J'ose à peine le croire, mais c'est pourtant vrai. Tous les jours, sauf le lundi, quelque part entre 11h et 17h, le téléphone blanc sur le mur blanc d'une des salles de l'exposition Imagine, la ballade pour la paix de John et Yoko au Musée des beaux-arts de Montréal, va sonner. Quiconque sera dans cette salle à ce moment-là pourra répondre. «Allo, c'est Yoko», dira la voix à l'autre bout du fil.

Comprenez-moi bien, il ne s'agira pas d'un message enregistré ou d'une imitation de Pierre Verville. À l'autre bout du fil, tous les jours sauf le lundi, ce sera bel et bien Yoko qui, de New York ou Tombouctou, aura composé le numéro afin d'engager la conversation avec un visiteur de l'expo. L'idée est d'elle et connaissant sa détermination, il est assuré qu'elle ne manquera pas un seul appel pendant deux mois et demi. C'est tout à son honneur.

N'importe qui peut donc répondre à Yoko. Même les journalistes? ai-je demandé. Si oui, peuvent-ils en profiter pour faire une entrevue avec Yoko et poser les vraies questions sans craindre d'être décapités par la machette d'une matrone faisant partie de sa garde rapprochée?

Si vous pensez que j'exagère, demandez à Patrice Roy comment il a aimé se faire rabrouer en pleine entrevue par une relationniste américaine mécontente d'une de ses questions. Il ne fut pas le seul. Mes collègues Mario Cloutier et Bernard Brault qui sont allés rencontrer Yoko à New York ont dû se farcir le même genre d'ingérence.

Yoko Ono a beau être la plus grande des pacifistes, son entourage est une machine de guerre tyrannique qui semble avoir été mise sur pied uniquement pour broyer la liberté (de parole et de mouvement) des journalistes. Si ce n'était qu'une affaire de sécurité, on comprendrait. Mais au-delà de la protection de Yoko, il y a une volonté féroce et antidémocratique de ses relationnistes de contrôler l'information.

C'est l'aspect le plus décevant de la démarche d'une artiste qui, tout en se présentant comme la grande prêtresse de la paix et de l'harmonie, tolère et cautionne l'arrogance et la brutalité antidémocratique de son entourage.

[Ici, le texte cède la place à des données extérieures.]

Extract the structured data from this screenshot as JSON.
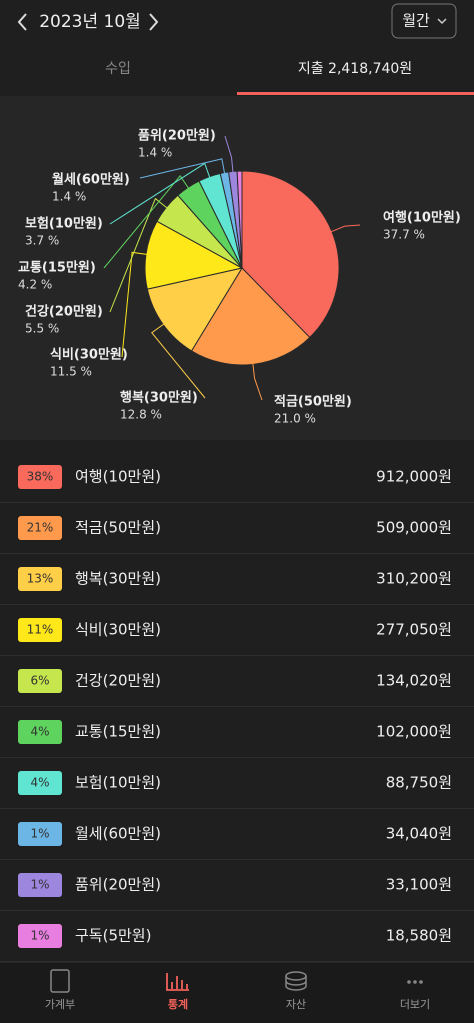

Heureusement, cette brutalité s'arrête aux portes de l'exposition Imagine, une expo sympathique, ludique, et débordante de petits détails émouvants. Ici, un mur de photos en noir et blanc où apparaît le Montréal de 1969; là, la Gibson acoustique avec laquelle John Lennon entonna Give Peace a Chance dans le lit du Reine Elizabeth; ici, les paroles d'Imagine gribouillées sur un bout de papier; là, des vidéos inédites de concerts, un immense buffet social et historique conçu pour l'édification des Montréalais qui n'étaient pas là en 1969.

Cette expo, dont l'entrée est libre, est un joli cadeau printanier aux habitants de la ville. C'est aussi un cadeau collectif qui a pu se réaliser grâce à la collaboration d'une quarantaine d'entreprises qui ont fourni gratuitement leurs services ou leurs matériaux. Leur générosité en ces temps de tourmente économique fait chaud au coeur. Yoko aussi s'est montrée généreuse en prêtant plusieurs de ses oeuvres au musée ou alors en fournissant des consignes très précises sur la disposition des installations. Mais dire que son génie artistique explose dans cette expo serait mentir.

À côté de l'oeuvre forte et furieusement pacifiste de Dominique Blain, une artiste québécoise qui nous a offert Missa, une pièce faite de 100 bottes militaires suspendues par des fils dans une pièce d'un blanc aveuglant ou encore un tapis persan à motif de mines antipersonnel, pièce préférée de Lady Di, l'oeuvre de Yoko apparaît simpliste et angélique. En fin de compte, la plus grande réalisation artistique de Yoko Ono, c'est elle-même. D'où l'importance de répondre au téléphone blanc quand il va sonner. Après tout, ce n'est pas tous les jours qu'on peut parler de vive voix à une oeuvre d'art.